La récente action du GESTE contre les adblockers a vu le débat se polariser entre deux uniques positions : les « pro-pub » défendant le modèle actuel (dont il faudrait simplement corriger les dérives) et les « anti-pub », dont la réponse se résume à : il faut passer à un modèle payant.
Du « gratuit » financé par la pub
Le problème posé par un modèle 100% financé par la publicité est la grande dépendance du média face aux annonceurs, et le risque de le voir finalement vendre de l’audience aux annonceurs au lieu de vendre de l’information aux lecteurs, avec la qualité d’information qui en découle. Pour être indépendant des annonceurs et pouvoir résister à leur pression, il faut donc que les revenus publicitaires ne représente qu’un complément de revenu pour le média. C’est d’ailleurs le modèle qui a longtemps prévalu dans la presse écrite : le journal est financé par ses lecteurs, la publicité apportant une source de revenu supplémentaire, permettant par exemple de réduire légèrement le prix du numéro.
Ce modèle économique hybride est largement rependu dans la presse papier, y compris dans des publications dont l’indépendance rédactionnelle n’est pas à démontrer ((Par exemple : le Monde Diplomatique, Canard PC, Politis)), mais à de rares exceptions près, le modèle est absent du net. Toute offre payante vient en remplacement total de la publicité.

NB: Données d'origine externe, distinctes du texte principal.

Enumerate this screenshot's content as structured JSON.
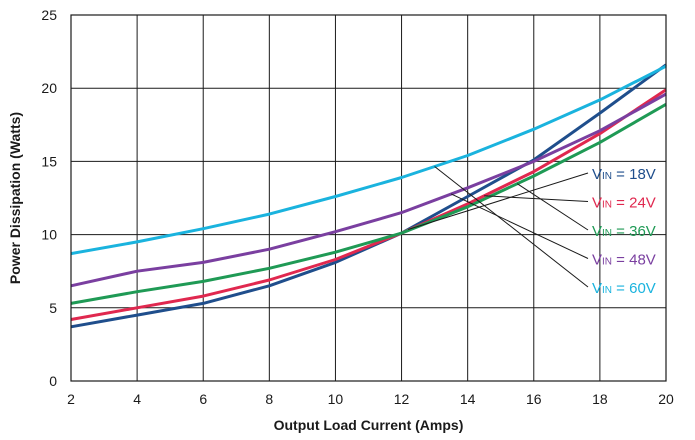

Pourtant, bien plus encore que la simple présence de publicité ou son absence, ce qui fait l’indépendance d’un média, c’est l’indépendance des journalistes par rapport au(x) propriétaire(s) du média. Et dans le système politique actuel, où dans une entreprise tout le pouvoir appartient à ses propriétaires, les journalistes d’un média ne peuvent être indépendants que si le média leur appartient. Si le média appartient à des actionnaires externes, leur objectif sera la recherche d’influence ou de profit (ou les deux, si possible), et fera donc inévitablement sauter toutes les limites à la publicité, comme on le voit aujourd’hui sur Internet, mais aussi sur de nombreuses publications papier.
Le retour du payant
Les exemples de succès financier de sites ayant optés pour un modèle payant sont nombreux. On peut citer par exemple Médiapart (rentable en 3 ans) en France ou le New York Times et le Wall Street Journal aux États-Unis.
Le retour du payant semble d’ailleurs être une tendance de fond aux Etats-Unis, comme le montre une étude récente de l’American Press Institute : 77 des 98 principaux journaux en ligne américains proposent une offre payante, contre 6 il y a 5 ans. Les médias qui se lancent aujourd’hui peuvent se poser la question du modèle économique avec plus de recul que les acteurs déjà en place pour qui un changement de modèle est plus compliqué, après des années d’investissement dans le modèle économique 100% publicitaire.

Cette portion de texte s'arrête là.